As Guinn and Sweat clearly indicate with reference to evidence of future wage increases, reasonable certainty and specificity are the keys to admissibility. Plaintiff's future contractual increases were to occur independently of increases in the general wage level; they were fixed and certain; and they cannot, on the basis of the evidence presented, be said to have been attributable primarily to inflation. We hold, therefore, that the trial court did not err in admitting Dr. Solie's testimony.
We are also asked to reconsider Beaulieu to the extent that it permits damages to be awarded for impairment of future earning capacity without deducting an amount representing future income taxes. This issue arose in the recent case of Yukon Equipment v. Gordon, 660 P.2d 428 (Alaska 1983), where we chose to adhere to the rule in Beaulieu. Since there are no new arguments to consider, our opinion in Yukon stands.
The superior court decision is AFFIRMED.
NOTES
[*]  Shortell, Superior Court Judge, sitting by assignment made pursuant to Article IV, Section 16 of the Constitution of Alaska.
[1]  For ease of reference, the different methods will be labelled alphabetically. Method A is discussed in the text of this opinion. Method B looked to the earning capacity of the typical carpenter based on the average of all union and non-union carpenters in Alaska. Method C employed an age earning cycle projection into the future of Mr. Harris' actual past earnings experience. Methods B and C did not include reference to plaintiff's expectation of contractual wage increases.
[2]  Dr.

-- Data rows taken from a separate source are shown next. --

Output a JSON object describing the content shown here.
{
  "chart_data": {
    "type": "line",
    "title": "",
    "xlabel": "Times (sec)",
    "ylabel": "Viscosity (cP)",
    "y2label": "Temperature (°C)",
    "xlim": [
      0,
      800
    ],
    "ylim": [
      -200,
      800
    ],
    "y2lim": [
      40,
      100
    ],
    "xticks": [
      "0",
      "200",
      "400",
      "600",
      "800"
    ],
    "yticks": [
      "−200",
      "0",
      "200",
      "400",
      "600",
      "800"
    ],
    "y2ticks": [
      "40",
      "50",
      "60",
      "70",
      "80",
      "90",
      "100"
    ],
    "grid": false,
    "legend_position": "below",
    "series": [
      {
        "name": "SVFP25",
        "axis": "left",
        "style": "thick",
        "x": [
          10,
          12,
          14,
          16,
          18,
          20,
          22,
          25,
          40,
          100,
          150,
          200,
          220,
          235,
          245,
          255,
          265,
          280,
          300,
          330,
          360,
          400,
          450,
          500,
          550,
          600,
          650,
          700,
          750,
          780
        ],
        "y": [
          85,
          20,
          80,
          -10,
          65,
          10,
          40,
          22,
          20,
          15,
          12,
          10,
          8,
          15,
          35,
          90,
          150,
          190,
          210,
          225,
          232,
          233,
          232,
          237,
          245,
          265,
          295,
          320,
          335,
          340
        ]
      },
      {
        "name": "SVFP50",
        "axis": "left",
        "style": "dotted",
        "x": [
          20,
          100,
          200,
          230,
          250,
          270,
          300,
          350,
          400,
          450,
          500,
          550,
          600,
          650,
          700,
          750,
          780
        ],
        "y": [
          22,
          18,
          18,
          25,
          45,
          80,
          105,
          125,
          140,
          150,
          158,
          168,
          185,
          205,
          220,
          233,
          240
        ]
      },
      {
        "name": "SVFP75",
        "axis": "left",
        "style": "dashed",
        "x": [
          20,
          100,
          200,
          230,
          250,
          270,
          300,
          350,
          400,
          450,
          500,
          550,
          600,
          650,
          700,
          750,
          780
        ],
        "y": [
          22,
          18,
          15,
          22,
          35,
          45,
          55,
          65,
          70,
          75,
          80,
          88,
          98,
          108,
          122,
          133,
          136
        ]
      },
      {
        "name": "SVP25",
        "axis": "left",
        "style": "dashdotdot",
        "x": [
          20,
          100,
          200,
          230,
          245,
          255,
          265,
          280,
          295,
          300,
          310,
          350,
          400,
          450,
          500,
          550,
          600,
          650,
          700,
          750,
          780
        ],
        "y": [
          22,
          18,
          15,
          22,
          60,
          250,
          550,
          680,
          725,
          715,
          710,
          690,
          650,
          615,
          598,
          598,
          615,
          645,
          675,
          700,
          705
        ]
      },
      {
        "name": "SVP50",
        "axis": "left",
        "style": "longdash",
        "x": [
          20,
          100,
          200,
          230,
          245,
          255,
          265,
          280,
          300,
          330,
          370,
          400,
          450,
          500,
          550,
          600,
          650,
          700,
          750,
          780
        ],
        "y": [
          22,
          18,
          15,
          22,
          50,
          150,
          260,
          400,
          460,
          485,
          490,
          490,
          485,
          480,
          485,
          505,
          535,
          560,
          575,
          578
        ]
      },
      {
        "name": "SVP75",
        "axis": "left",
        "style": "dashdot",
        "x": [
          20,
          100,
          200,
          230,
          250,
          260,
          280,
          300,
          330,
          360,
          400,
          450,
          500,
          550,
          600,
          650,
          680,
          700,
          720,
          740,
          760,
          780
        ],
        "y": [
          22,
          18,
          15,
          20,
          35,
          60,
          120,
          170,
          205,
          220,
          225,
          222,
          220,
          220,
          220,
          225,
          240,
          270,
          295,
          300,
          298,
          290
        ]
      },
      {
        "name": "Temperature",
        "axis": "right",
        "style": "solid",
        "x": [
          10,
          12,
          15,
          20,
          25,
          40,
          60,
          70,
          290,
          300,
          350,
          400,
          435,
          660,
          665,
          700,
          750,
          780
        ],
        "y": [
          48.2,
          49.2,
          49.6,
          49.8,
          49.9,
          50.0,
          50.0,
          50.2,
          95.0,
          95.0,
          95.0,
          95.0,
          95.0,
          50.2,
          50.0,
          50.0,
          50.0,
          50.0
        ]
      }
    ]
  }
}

Solie testified:

I included future increases that are built into the carpenter's union contract ... there is ... an existing contract which has increases built-in up through 1983, so in that particular case there are some general increases built in through the year 1983. One can't really call them inflationary increases, they're actually in an existing contract and they're not dependent upon what happens to inflation in the future. [I]t's not unusual to find contracts which have what we call cost of living adjustment or Cola clauses which tie future increases to future changes ... in the consumer price index. That is not the case in this particular contract. In this particular contract the wage rates for each of the ensuing periods are set forth explicitly and are not in any way tied to what happens to the future rate of inflation and to the future changes in the consumer price index and so on. (Emphasis added).